The word does, however, have a slightly dangerous connotation.

"A lot of people use the word genius as a way to say these people were born geniuses, they have this amazing stuff inside and aren't they lucky," he says. "That's really far from where greatness comes from."

Image caption Director Julie Taymor received a "genius" grant in 1991

This tendency to conflate "genius" with "gifted" can be especially dangerous for children, who have yet to learn lessons about failure and resilience.

Calling child prodigies "geniuses" may be very damaging. "These people end up not taking risks any more, they end up sticking to what they're good at and what people are praising them for," says Mr Shenk.

"The real path to being extraordinary is risk taking and a willingness to fail.
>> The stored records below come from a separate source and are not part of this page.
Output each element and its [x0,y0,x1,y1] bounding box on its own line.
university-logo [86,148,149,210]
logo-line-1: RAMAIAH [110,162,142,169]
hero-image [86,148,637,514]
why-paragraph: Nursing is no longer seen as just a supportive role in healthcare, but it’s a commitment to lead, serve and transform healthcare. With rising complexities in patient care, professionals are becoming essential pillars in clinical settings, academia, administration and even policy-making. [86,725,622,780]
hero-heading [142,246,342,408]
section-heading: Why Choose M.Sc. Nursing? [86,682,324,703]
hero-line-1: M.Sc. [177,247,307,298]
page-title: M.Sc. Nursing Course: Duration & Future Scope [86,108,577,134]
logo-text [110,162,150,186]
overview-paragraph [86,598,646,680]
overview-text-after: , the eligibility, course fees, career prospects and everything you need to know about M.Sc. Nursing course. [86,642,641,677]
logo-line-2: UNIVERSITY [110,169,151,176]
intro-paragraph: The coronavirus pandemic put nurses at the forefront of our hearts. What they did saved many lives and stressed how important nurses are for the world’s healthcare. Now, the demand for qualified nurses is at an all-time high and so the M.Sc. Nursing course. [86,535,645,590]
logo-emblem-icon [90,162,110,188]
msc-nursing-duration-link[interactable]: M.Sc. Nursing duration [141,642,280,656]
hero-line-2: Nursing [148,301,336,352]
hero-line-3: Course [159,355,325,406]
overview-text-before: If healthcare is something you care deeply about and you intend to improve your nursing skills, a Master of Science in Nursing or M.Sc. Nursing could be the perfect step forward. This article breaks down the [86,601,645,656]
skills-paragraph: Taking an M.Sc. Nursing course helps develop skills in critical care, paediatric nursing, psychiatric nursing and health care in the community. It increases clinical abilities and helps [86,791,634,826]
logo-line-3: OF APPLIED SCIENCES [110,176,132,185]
A lot of kids who are labelled prodigies early on end up being mediocre or worse," he says.

The freedom factor

For successful adults, being called a genius doesn't have the same dangerous effect - in part because they know that hard work, not lofty titles, are the key to greatness.

"In my family, it became sort of a family joke, because I don't exactly pass for a genius in my family and life," says Robert Darnton, history professor, director of the Harvard University library, and former MacArthur fellow. "I don't think my colleagues took it too seriously."

Image caption Historian Henry Louis Gates was one of the first recipients of a MacArthur fellowship

More important than the mantle of "genius", he says, was the ability to turn down teaching work to focus on his research.

"The idea of taking people of promise and allowing them to take risks is a rather good idea," he says. "In my life, it made a tremendous difference."

Giving people the freedom and security to try new things, rather than declaring them brilliant, is one of the best ways to incubate genius-like ideas and execution, says Mr Shenk.

Still, calling these men and women geniuses may have some positive effects.

"Society at large doesn't really understand the intricacies of whale echo-location or French medieval history," says Charles Bigelow, a type historian, professor, and designer who received the award in 1982.

Labelling such work the output of geniuses, however, gives the public a reason to take note. "It gives our society a way to label it, to graph it and understand it," he says. "It's a useful term - maybe not for the fellows, but for society."

Plus, as far as name-calling goes, you could do a lot worse.

"It enhances one's credibility," says Billie Jean Young, the artist in residence at Judson college and a 1991 recipient.

"You probably already thought you were pretty smart, but it's nice to have it affirmed."